All that relative glowing aside, Monkey Man is not a perfect film. It went through a long production starting in 2019, and while Dev credits Jordan Peele’s Monkey Paw for coming in to help “get it over the finish line,” you can squint a little and see some cracks where the film probably got a bit overworked over the years. Similarly, one imagines that the long production led to some production constraints, which may be why there are some moments where some effects and CGI are a bit rougher than one would like. But even still, the action and the cast always pull you back. Given that this is Patel’s first time behind the camera, it is all impressively confident, even in the moment where you can see the seams.

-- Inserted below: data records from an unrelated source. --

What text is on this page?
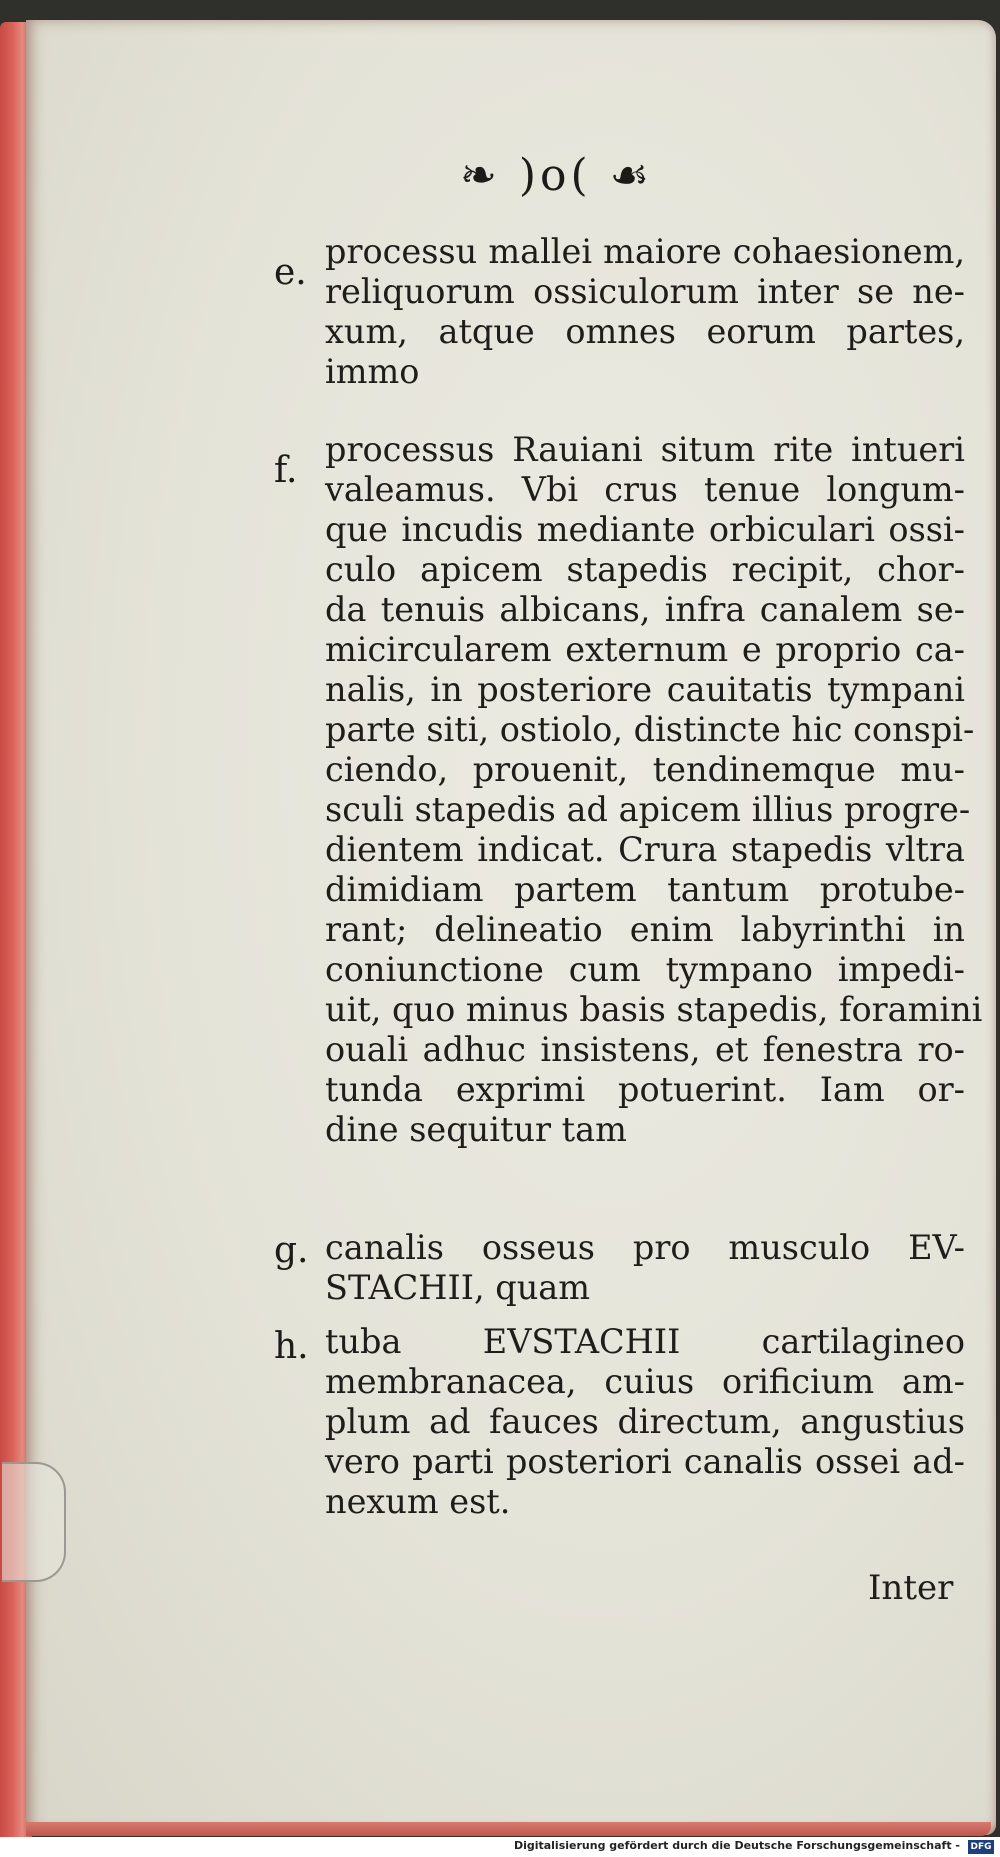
❧ )o( ☙
e.
processu mallei maiore cohaesionem,
reliquorum ossiculorum inter se ne-
xum, atque omnes eorum partes,
immo
f.
processus Rauiani situm rite intueri
valeamus. Vbi crus tenue longum-
que incudis mediante orbiculari ossi-
culo apicem stapedis recipit, chor-
da tenuis albicans, infra canalem se-
micircularem externum e proprio ca-
nalis, in posteriore cauitatis tympani
parte siti, ostiolo, distincte hic conspi-
ciendo, prouenit, tendinemque mu-
sculi stapedis ad apicem illius progre-
dientem indicat. Crura stapedis vltra
dimidiam partem tantum protube-
rant; delineatio enim labyrinthi in
coniunctione cum tympano impedi-
uit, quo minus basis stapedis, foramini
ouali adhuc insistens, et fenestra ro-
tunda exprimi potuerint. Iam or-
dine sequitur tam
g. canalis osseus pro musculo EV-
STACHII, quam
h. tuba EVSTACHII cartilagineo
membranacea, cuius orificium am-
plum ad fauces directum, angustius
vero parti posteriori canalis ossei ad-
nexum est.
Inter
Digitalisierung gefördert durch die Deutsche Forschungsgemeinschaft - DFG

The last thing of note is the cast. Patel carries the action well, but he also carries the rest in a role that has him somewhat reserved vocally; his face is covered in all the emotions he’s feeling (and, yeah, a lot of blood and grime), keeping the viewer on the journey with him. Kher is the perfectly looming villain, and Sharlto Copley is deliciously smarmy as the guy running the underground boxing ring. But the real standout is Pitobash, who bounces from antagonist to comic relief to sidekick and oozes charisma on the screen. I hope this breaks him through in the US (if he wants it) because I’d love to see him on our screens here more (not to discount his 40-odd credits going back well over a decade). And that sums Monkey Man up well. A great time that left me wanting so much more.
Monkey Man had its world premiere at SXSW 2024 - where it received a rare standing ovation before what Peele rightfully called a “huge, raucous fucking audience” - and hits theaters (in the US at least) on April 5, 2024.